Веденей – натурально опешил от услышанного. Ибо не ожидал он, что его наставник и благодетель скатится, бая по-современному, ниже уровня ливневой канализации.

– Зрю: не ведал ты о сей печали, – лицемерно молвил недостойный Глот, заочно издеваясь над тем, коего сам и облапошил. – Погодь. Закроюсь изнутри, дабы никто не помешал нам, и растолкую.

И задвинув засов – в знак обозначения особливой секретности и запредельной доверительности, продолжил он охулки на Горазда, утаив, что заполучил его последний терем всего за треть цены, а прогулочный челн лишь за половину от реальной стоимости. Зато не преминул упомянуть об одолжении для злосчастного экс-владельца: дескать, разрешил тому дармовое проживание в бывшем его жилье до первого листопада – с правом свободного пользования отхожим местом на заднем дворе. А выдал сие за благодеяние!

Как тут не повторить вслед за Цицероном (либо за Катоном Старшим, ведь авторство порой приписывают и ему): «О времена, о нравы!». А не оспоришь, что времена и нравы отнюдь не стали пристойнее за последующую тыщу лет…

IV

Человечество устроено так, что изрядная часть его обожает зариться на чужое, отнюдь не гнушаясь прямыми экспроприациями – нередко и с убиениями. Се образовалось еще в первобытнообщинном строе, протянулось до наших дней и никогда не пресечется впредь.

А посему, исходя из неизменной психологии «царей природы» на всем временном протяжении их, совершенно закономерно, что с появлением водных перевозок, сразу же объявились речные, а дале и морские стервятники, коих по завершении Средневековья и с началом Нового времени начали прозывать пиратами. И повелось, что аналогично стали обозначаться и предшественники их из прежних веков.
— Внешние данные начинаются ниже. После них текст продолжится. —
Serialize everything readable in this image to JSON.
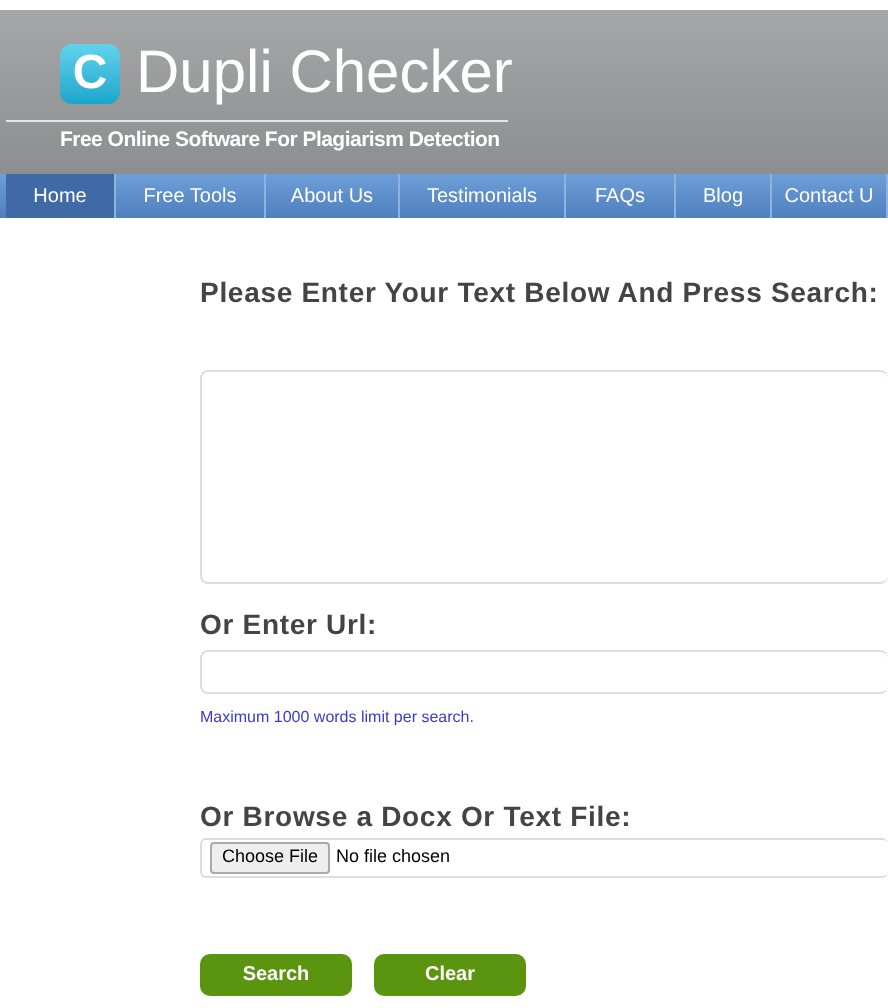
{
  "header": {
    "logo_letter": "C",
    "title": "Dupli Checker",
    "tagline": "Free Online Software For Plagiarism Detection"
  },
  "nav": [
    {
      "label": "Home",
      "selected": true
    },
    {
      "label": "Free Tools",
      "selected": false
    },
    {
      "label": "About Us",
      "selected": false
    },
    {
      "label": "Testimonials",
      "selected": false
    },
    {
      "label": "FAQs",
      "selected": false
    },
    {
      "label": "Blog",
      "selected": false
    },
    {
      "label": "Contact U",
      "selected": false
    }
  ],
  "main": {
    "heading": "Please Enter Your Text Below And Press Search:",
    "url_heading": "Or Enter Url:",
    "limit_note": "Maximum 1000 words limit per search.",
    "file_heading": "Or Browse a Docx Or Text File:",
    "choose_file": "Choose File",
    "file_status": "No file chosen"
  },
  "buttons": [
    "Search",
    "Clear"
  ]
}
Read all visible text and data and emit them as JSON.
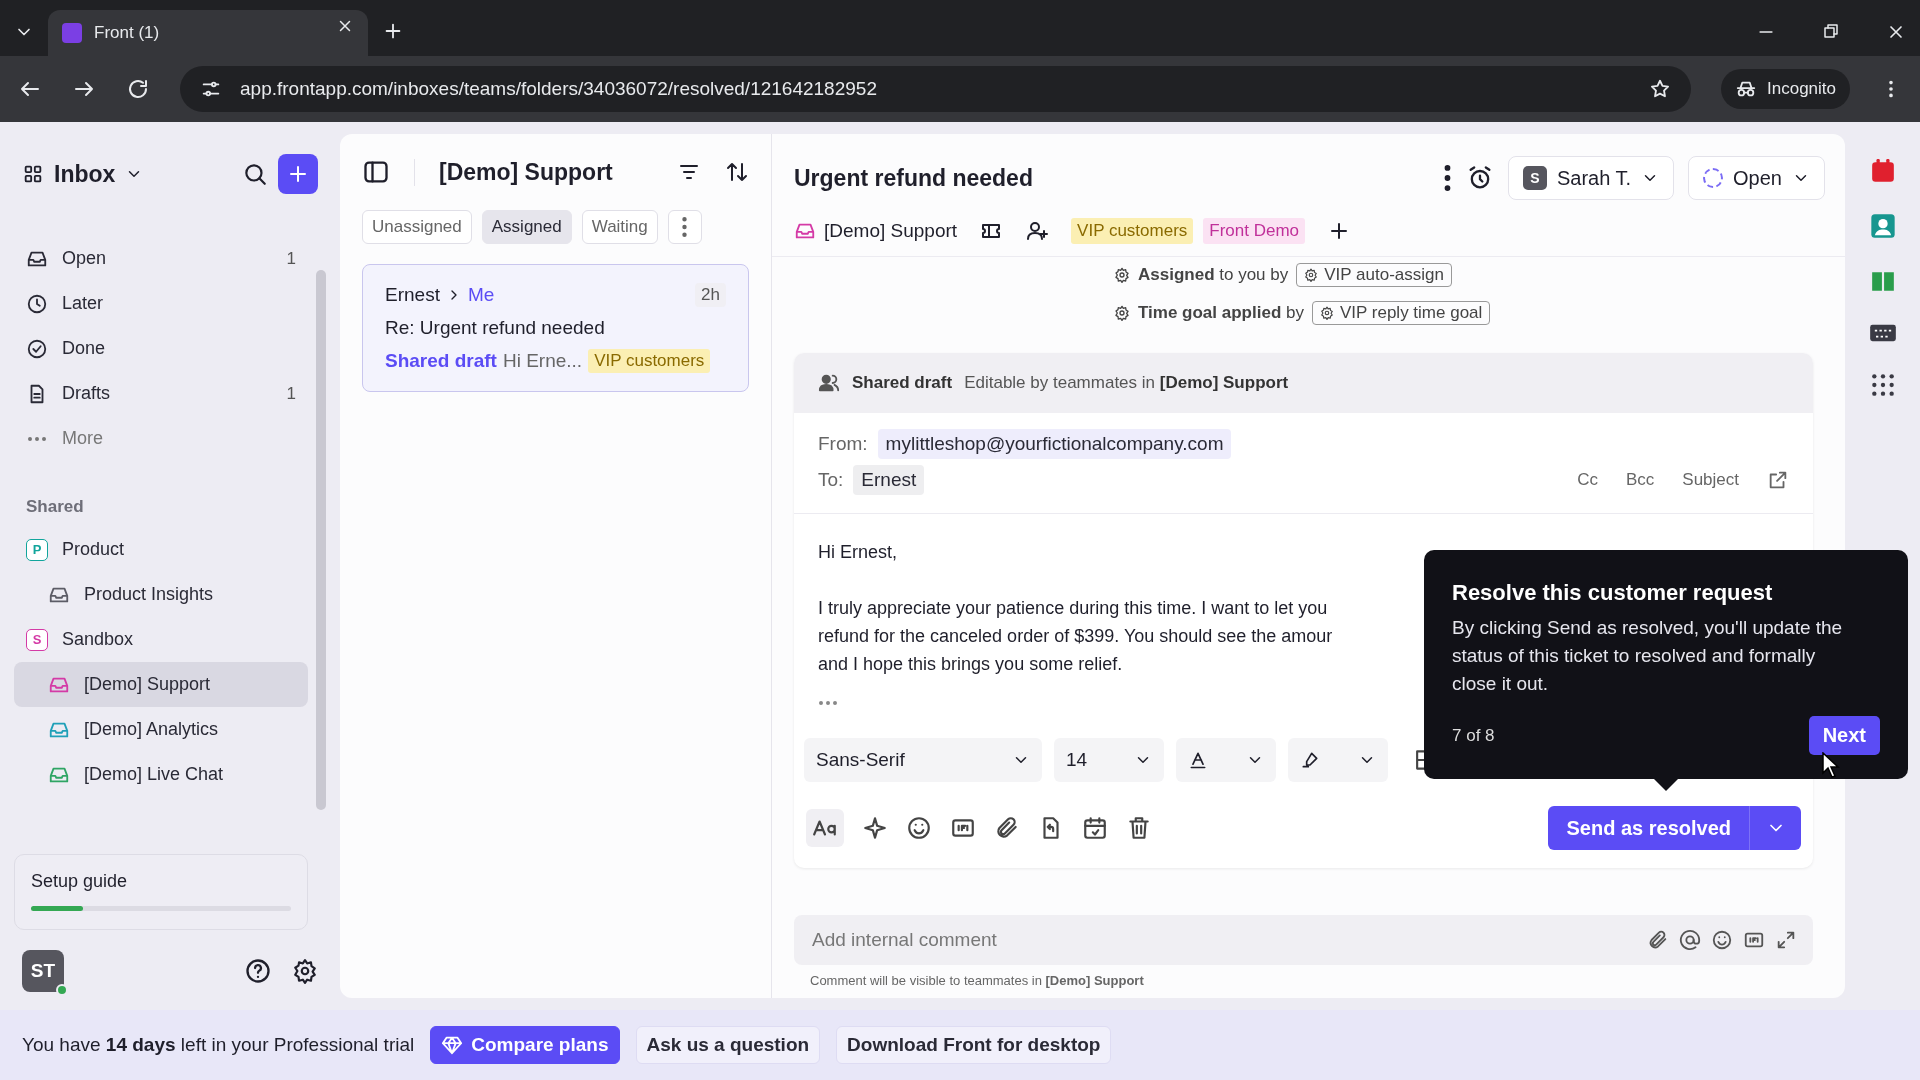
{
  "browser": {
    "tab_title": "Front (1)",
    "url": "app.frontapp.com/inboxes/teams/folders/34036072/resolved/121642182952",
    "incognito_label": "Incognito"
  },
  "sidebar": {
    "title": "Inbox",
    "items": [
      {
        "label": "Open",
        "count": "1",
        "selected": false
      },
      {
        "label": "Later",
        "selected": false
      },
      {
        "label": "Done",
        "selected": false
      },
      {
        "label": "Drafts",
        "count": "1",
        "selected": false
      }
    ],
    "more_label": "More",
    "section_label": "Shared",
    "teams": [
      {
        "letter": "P",
        "label": "Product",
        "color": "#12a59c",
        "children": [
          {
            "label": "Product Insights",
            "color": "#5c5c66",
            "selected": false
          }
        ]
      },
      {
        "letter": "S",
        "label": "Sandbox",
        "color": "#d43aa6",
        "children": [
          {
            "label": "[Demo] Support",
            "color": "#d43aa6",
            "selected": true
          },
          {
            "label": "[Demo] Analytics",
            "color": "#1fa0b8",
            "selected": false
          },
          {
            "label": "[Demo] Live Chat",
            "color": "#2fa564",
            "selected": false
          }
        ]
      }
    ],
    "setup_guide": {
      "label": "Setup guide",
      "level": 0.2
    },
    "avatar": "ST"
  },
  "list": {
    "title": "[Demo] Support",
    "filters": [
      {
        "label": "Unassigned",
        "selected": false
      },
      {
        "label": "Assigned",
        "selected": true
      },
      {
        "label": "Waiting",
        "selected": false
      }
    ],
    "conversations": [
      {
        "from": "Ernest",
        "to": "Me",
        "time": "2h",
        "subject": "Re: Urgent refund needed",
        "draft_label": "Shared draft",
        "preview": "Hi Erne...",
        "tag": "VIP customers",
        "selected": true
      }
    ]
  },
  "conversation": {
    "title": "Urgent refund needed",
    "assignee": {
      "initial": "S",
      "name": "Sarah T."
    },
    "status": "Open",
    "inbox": "[Demo] Support",
    "tags": [
      {
        "label": "VIP customers",
        "color": "#fbefb3"
      },
      {
        "label": "Front Demo",
        "color": "#fbe2f3"
      }
    ],
    "events": [
      {
        "text": "**Assigned** to you by",
        "rule": "VIP auto-assign"
      },
      {
        "text": "**Time goal applied** by",
        "rule": "VIP reply time goal"
      }
    ],
    "draft": {
      "label": "Shared draft",
      "note": "Editable by teammates in **[Demo] Support**",
      "from_label": "From:",
      "from": "mylittleshop@yourfictionalcompany.com",
      "to_label": "To:",
      "to": "Ernest",
      "links": [
        "Cc",
        "Bcc",
        "Subject"
      ],
      "greeting": "Hi Ernest,",
      "body_lines": [
        "I truly appreciate your patience during this time. I want to let you",
        "refund for the canceled order of $399. You should see the amour",
        "and I hope this brings you some relief."
      ],
      "font": "Sans-Serif",
      "size": "14",
      "send_label": "Send as resolved"
    },
    "comment": {
      "placeholder": "Add internal comment",
      "note": "Comment will be visible to teammates in **[Demo] Support**"
    }
  },
  "tooltip": {
    "title": "Resolve this customer request",
    "body": "By clicking Send as resolved, you'll update the status of this ticket to resolved and formally close it out.",
    "step": "7 of 8",
    "next": "Next"
  },
  "trial": {
    "message": "You have **14 days** left in your Professional trial",
    "compare": "Compare plans",
    "ask": "Ask us a question",
    "download": "Download Front for desktop"
  }
}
Так и обрели широкое применение термины, типа «финикийских пиратов», «киликийских пиратов», «пиратов Древнего Рима», «ирландских пиратов», «скандинавских пиратов» (викингов), «греческих пиратов» (маниотов), «древнерусских пиратов» (ушкуйников), «запорожских пиратов» и даже «пиратов Стеньки Разина». По преимуществу, оные представляли отнюдь не закабаленный люд, либо беглых ожесточившихся рабов, ударившихся в разбой из чувства социального протеста, что по наивности предполагают иные, а юридически свободных людей без тормозов нравственности.

Понятно, что их окружал ореол исключительности из ряда вон, выражавшейся в полном отсутствии моральных ограничителей и демонстративном пренебрежении традиционными ценностями, понеже широкая общественность всех времен всегда неровно дышит, уведомляясь о криминальном, а особливо том, что сопряжено со смертями, ведь известно: чужая кровь – не родная. А ежели штатный убивец еще и хорош собой, точно в киношке «Мистер и миссис Смит», не бая уже о штатной киллерше оттуда же, разнополая публика легко простит и ему, и ей всякое число трупов.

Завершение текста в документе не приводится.